Eight months after its abortive launch at the MidemNet conference in Cannes, Qtrax is back on course according to New York-based CEO and chairman Allan Klepfisz.

During the demonstration of Qtrax - a free, ad-funded "legal" hybrid P2P service - at Berlin's Popkomm music conference, the only hitch was a slow connection to the site. In January, the service was thrown into confusion when a high-profile launch was stopped when the majors suddenly made clear that Qtrax was not authorized to distribute their content after all.

At Popkomm, Klepfisz confirmed that Universal Music Group and EMI Music Group are on board - both majors announced the deals in June - and their music can be downloaded from the site in the U.S. only.

Klepfisz was one of the speakers at Popkomm's "P2P & Music Conference," organized by the U.S.-based Distributed Computing Industry Association. "Peer-to-peer remains a dirty word to some people in the music industry," said Klepfisz.

But there was undoubtedly more industry acceptance in the room about the need to somehow monetize P2P users rather than sue them. RightsFlow CEO and president Patrick Sullivan worked on the legal case against Napster for the National Music Publishers' Association several years ago, but now wants engagement. "It's really back to the consumers and what consumers want," he said. "It shouldn't be an industry dictated by attorneys."

Klepfisz demonstrated Qtrax's added social network features: it incorporates a browser and users can share playlists and get recommendations. He told Billboard.biz that the U.S. launch in mid-June was deliberately low-key, but it will roll out properly and include other territories.

"They [U.S. customers] can use the service as we speak," he said. "We haven't publicized that, we won't be doing that until we have a broader selection of content available. But they can be using the service today and be happily downloading Universal and EMI music."

He declined to give dates for the service launching in the U.K. and Europe, but it's understood that licensing arrangements could be agreed in the fourth quarter.

Klepfisz said: "We've probably spoken too early on prior occasions, let's have everything in place we want in place and then we'll make a loud noise about it."

He added: "The licensing process is a very long process, we thought it was necessary to dedicate ourselves to never allowing a single song to be downloaded or played that wasn't licensed.

"That meant that we had some unfortunate incidents in trying to get to the point where it could all be licensed, but we are confident that in the end we will have the sort of licensing we require to have a very viable service."

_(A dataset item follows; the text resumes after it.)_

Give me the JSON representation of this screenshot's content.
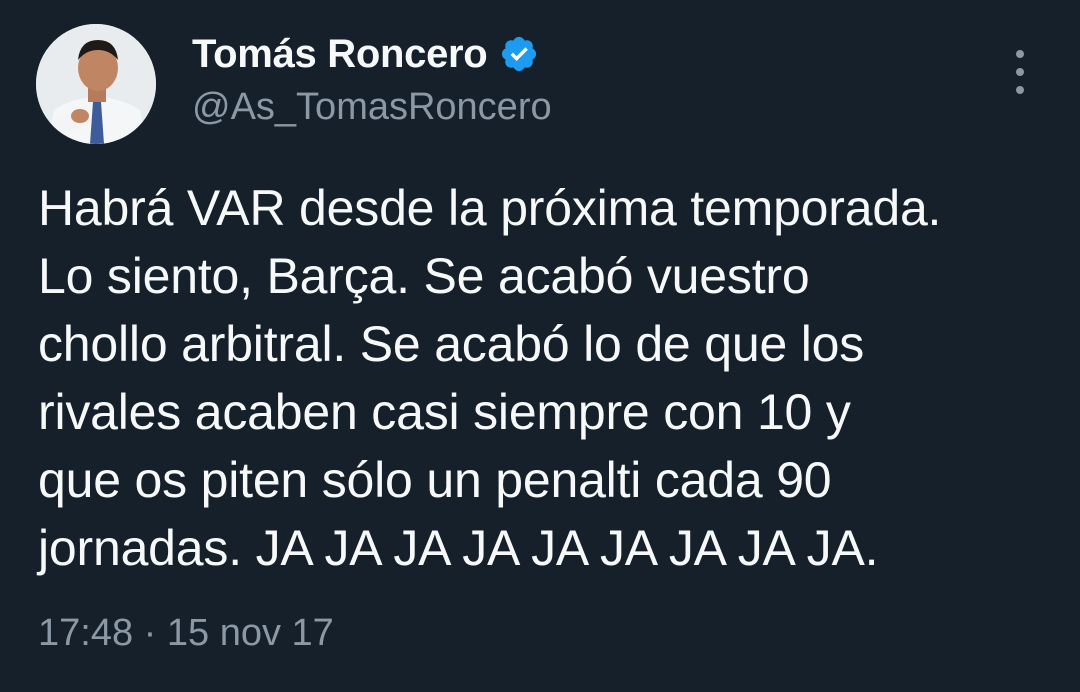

He declined to comment on whether the majors would have equity in Qtrax. "I shouldn't speak about private arrangements, but our view is that we want our partners to be very fully involved, that refers to major partners, indie partners, all partners," he said.

"I think it's important that people just recognize that it's important to have an ad-supported service that has a very good chance of being viable, and provides the consumer with something that's really high quality."

During the "P2P & Music Conference," Madrid-based MP2P Technologies was awarded the 2008 DCIA Pioneer's Award.

"With the release of Blubster 3.0, P2P meshes with Web 2.0 to take the discovery of music to a whole new level,” said CEO and developer Pablo Soto in a statement. “We are honored and grateful to celebrate its release while simultaneously receiving this award from the DCIA, an organization devoted to propelling P2P to new heights."

Elsewhere, in a lively A&R debate hosted by Billboard International Bureau Chief Mark Sutherland, indies and majors clashed over who was to blame for the decline in traditional artist development.

"The majors don't put [enough] money into research," claimed Rene Rennefeld of independent German production house and artist development company Lautstark Music. "When I worked for a major they gave me a budget to develop acts -- a lot didn't work, but a lot did and we didn't spend so much money."

"Artist development shifted out of the majors a long time ago," agreed Marcus Bunte, A&R manager for German publisher Wintrup Music. "Now it's done by smaller companies or publishers or management companies or Internet companies."

But Jaro Slavik, in charge of business development in Eastern Europe for Warner Music, hit back: "We are spending on A&R. We are forced to, because we know it's the only way to survive. Breaking a new artist internationally is the biggest challenge we have."

Popkomm ends today (Oct. 10) after three days of trade fair, industry conference and a live program featuring over 400 artists.